Not Told to Share, Russians Don't

THE entrance looks abandoned. The doors are battered and the tiles chipped off. The air smells of vodka. People bustle past, their shadows cast upon grafittied walls.

This could be nearly any of thousands of high-rise apartment buildings around Moscow - or almost anywhere in the former Soviet Union.

To visit the apartment of a working Russian physicist, a noted artist, or even a successful businessman, one must first enter a building that gives all the danger signals of the worst housing projects in Miami's Liberty City or Los Angeles's Watts.

But the signals are mostly wrong. Behind closed doors, many middle-class Russians lead orderly lives with VCRs and computers, while outside their doors lies no man's land.

Despite 70 years of Soviet collectivism - which glorified shared property and scorned the private - today's public spaces have been left in shambles in a rush to gain personal wealth.

A free-for-all rush to capitalism in Russia has eroded any lingering sense of keeping public space neat and clean.

The disheveled hallway, says Yevgeny Pronin, a professor at the Moscow Architectural Institute, ''is our inheritance. What's owned by everyone is owned by no one.''

''It's hostile,'' says Ted Liebman, an American architect working on a World Bank-funded program to develop more livable housing in Russia.
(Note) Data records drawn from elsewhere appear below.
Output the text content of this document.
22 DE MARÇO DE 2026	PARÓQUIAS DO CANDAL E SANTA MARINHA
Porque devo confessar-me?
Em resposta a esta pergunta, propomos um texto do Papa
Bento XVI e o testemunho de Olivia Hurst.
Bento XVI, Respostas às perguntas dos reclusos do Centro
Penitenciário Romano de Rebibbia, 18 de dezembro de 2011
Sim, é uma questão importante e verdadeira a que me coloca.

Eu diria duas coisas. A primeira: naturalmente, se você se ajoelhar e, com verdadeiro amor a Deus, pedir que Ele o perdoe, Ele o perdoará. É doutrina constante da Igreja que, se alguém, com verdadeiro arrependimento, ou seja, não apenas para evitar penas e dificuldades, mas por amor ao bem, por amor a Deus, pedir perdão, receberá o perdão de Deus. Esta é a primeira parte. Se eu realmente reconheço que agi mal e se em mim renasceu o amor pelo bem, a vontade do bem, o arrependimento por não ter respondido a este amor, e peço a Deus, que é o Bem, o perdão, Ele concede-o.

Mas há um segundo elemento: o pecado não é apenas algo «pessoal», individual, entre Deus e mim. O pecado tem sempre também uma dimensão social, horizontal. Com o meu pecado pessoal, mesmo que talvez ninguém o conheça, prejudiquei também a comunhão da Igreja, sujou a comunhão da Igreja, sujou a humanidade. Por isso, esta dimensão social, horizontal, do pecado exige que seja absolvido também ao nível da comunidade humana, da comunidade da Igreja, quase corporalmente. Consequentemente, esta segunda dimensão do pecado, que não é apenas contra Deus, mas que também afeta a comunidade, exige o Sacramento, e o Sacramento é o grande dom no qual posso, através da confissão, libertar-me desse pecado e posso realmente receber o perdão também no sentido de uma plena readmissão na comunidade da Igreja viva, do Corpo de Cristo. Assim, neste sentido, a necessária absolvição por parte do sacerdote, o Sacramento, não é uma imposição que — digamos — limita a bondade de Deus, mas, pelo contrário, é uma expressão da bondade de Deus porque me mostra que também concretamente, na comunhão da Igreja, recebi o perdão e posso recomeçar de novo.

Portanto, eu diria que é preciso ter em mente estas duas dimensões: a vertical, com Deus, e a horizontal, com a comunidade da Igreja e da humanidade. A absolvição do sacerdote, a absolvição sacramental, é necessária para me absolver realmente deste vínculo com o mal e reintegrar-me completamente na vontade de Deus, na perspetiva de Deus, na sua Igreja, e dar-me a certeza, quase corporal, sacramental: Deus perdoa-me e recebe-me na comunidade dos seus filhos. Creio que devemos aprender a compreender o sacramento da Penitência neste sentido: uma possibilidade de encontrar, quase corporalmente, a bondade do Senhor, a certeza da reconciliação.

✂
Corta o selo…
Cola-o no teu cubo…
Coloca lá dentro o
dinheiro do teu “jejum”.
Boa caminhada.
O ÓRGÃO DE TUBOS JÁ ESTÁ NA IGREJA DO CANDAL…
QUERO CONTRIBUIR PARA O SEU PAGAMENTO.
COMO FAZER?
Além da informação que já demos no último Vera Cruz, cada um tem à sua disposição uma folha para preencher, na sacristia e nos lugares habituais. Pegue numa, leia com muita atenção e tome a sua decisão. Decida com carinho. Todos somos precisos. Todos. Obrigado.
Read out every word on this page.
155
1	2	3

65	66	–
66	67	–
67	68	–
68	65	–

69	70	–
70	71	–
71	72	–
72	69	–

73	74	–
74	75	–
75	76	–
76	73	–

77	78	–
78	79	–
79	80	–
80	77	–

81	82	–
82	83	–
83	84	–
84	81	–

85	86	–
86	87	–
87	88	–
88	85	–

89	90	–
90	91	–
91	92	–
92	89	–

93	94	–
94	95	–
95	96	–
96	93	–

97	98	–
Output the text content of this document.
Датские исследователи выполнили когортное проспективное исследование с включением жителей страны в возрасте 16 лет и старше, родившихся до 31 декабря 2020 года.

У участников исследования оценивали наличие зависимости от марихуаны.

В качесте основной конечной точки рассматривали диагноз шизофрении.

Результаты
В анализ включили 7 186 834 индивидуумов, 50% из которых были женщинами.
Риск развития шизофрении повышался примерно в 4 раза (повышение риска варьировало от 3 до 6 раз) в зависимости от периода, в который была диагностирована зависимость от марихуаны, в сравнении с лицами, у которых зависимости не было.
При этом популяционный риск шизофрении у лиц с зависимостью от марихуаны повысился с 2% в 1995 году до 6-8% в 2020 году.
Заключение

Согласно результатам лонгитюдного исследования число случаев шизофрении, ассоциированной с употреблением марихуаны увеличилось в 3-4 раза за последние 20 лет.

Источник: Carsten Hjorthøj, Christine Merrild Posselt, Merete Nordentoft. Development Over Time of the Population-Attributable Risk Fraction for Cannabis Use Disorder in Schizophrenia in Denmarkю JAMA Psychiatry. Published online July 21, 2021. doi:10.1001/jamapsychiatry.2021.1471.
One reason public space is in such bad shape is that Russia is poor. Not far outside Moscow, housing still often lacks indoor plumbing of any kind.

But Russians also blame lazy and corrupt bureaucracies, the anonymity of high-rises, the Russian practice of pouring energy into their weekend dachas, and the Soviet custom of mixing social classes cheek by jowl.

The responsibility for public spaces belongs to municipal agencies. ''They just don't have money,'' says Sergei Sitar, deputy editor of Project Russia, an architectural magazine. Many officials seek bribes from residents for basic services. Several friends of Mr. Sitar have begun to clean the common areas outside their apartments themselves. But this ''rather heroic'' effort was difficult to sustain, he says.

One Russian woman recalls another in her building who decided to clean the hall and stairwell. Instead of nods of appreciation, the industrious woman drew derisive hoots from neighbors.

Part of the problem may lie in the practice, begun under Stalin, of putting families of all backgrounds together, sometimes forcing them to share a kitchen and bathroom. Only the elite escaped being lumped with the lumpen proletariat.

''So an accomplished musician would live with an old alcoholic,'' says Alexander Bevz, director of the Civil Society Foundation in Moscow. The habits and housekeeping of one would drive the other into whatever private space he could claim. The width of a hallway might represent a wide social chasm rather than an extension of personal space.

Prosperous ''new Russians'' still live next door to poor elderly people scratching out sustenance. Communal apartments still house unrelated families together. Often a new light bulb in the landing lasts only a day or two before someone grabs it.

The sheer number of people in one building - up to 1,000 - may contribute to the anonymity. On Professor Pronin's floor, five families in five apartments share one hallway. ''I don't know their names,'' he confesses.

Also, unlike Western apartment buildings that typically have a single entrance, most Russian buildings have as many as 12. These are much harder to monitor by a doorman or concierge.

And the closing of public toilets in Moscow a few years ago has caused what Mr. Bevz calls a ''really serious problem.''

In the 1960s and 1970s, many Russians began forming tenants' associations, a practice adapted from rural collectivism. But these are seldom active today. ''Most people don't want to get involved,'' says Bevz. ''They don't have the time and energy to fight battles.''

For many urban Russians, the apartment is just a place to eat and sleep during the week. Their hearts are in their dachas, where they spend weekends and grow vegetables in garden plots.

Wealthy Russians, who can afford it, now close their buildings' entryways to the public, install a security system, and hire a doorman. The idea of a single, grand entrance is also catching on.

Yet those steps may not solve the problem if vandalism is an inside job. When Mr. Pronin moved into a building for young families, graffiti appeared almost immediately and climbed the walls over the years as the children grew.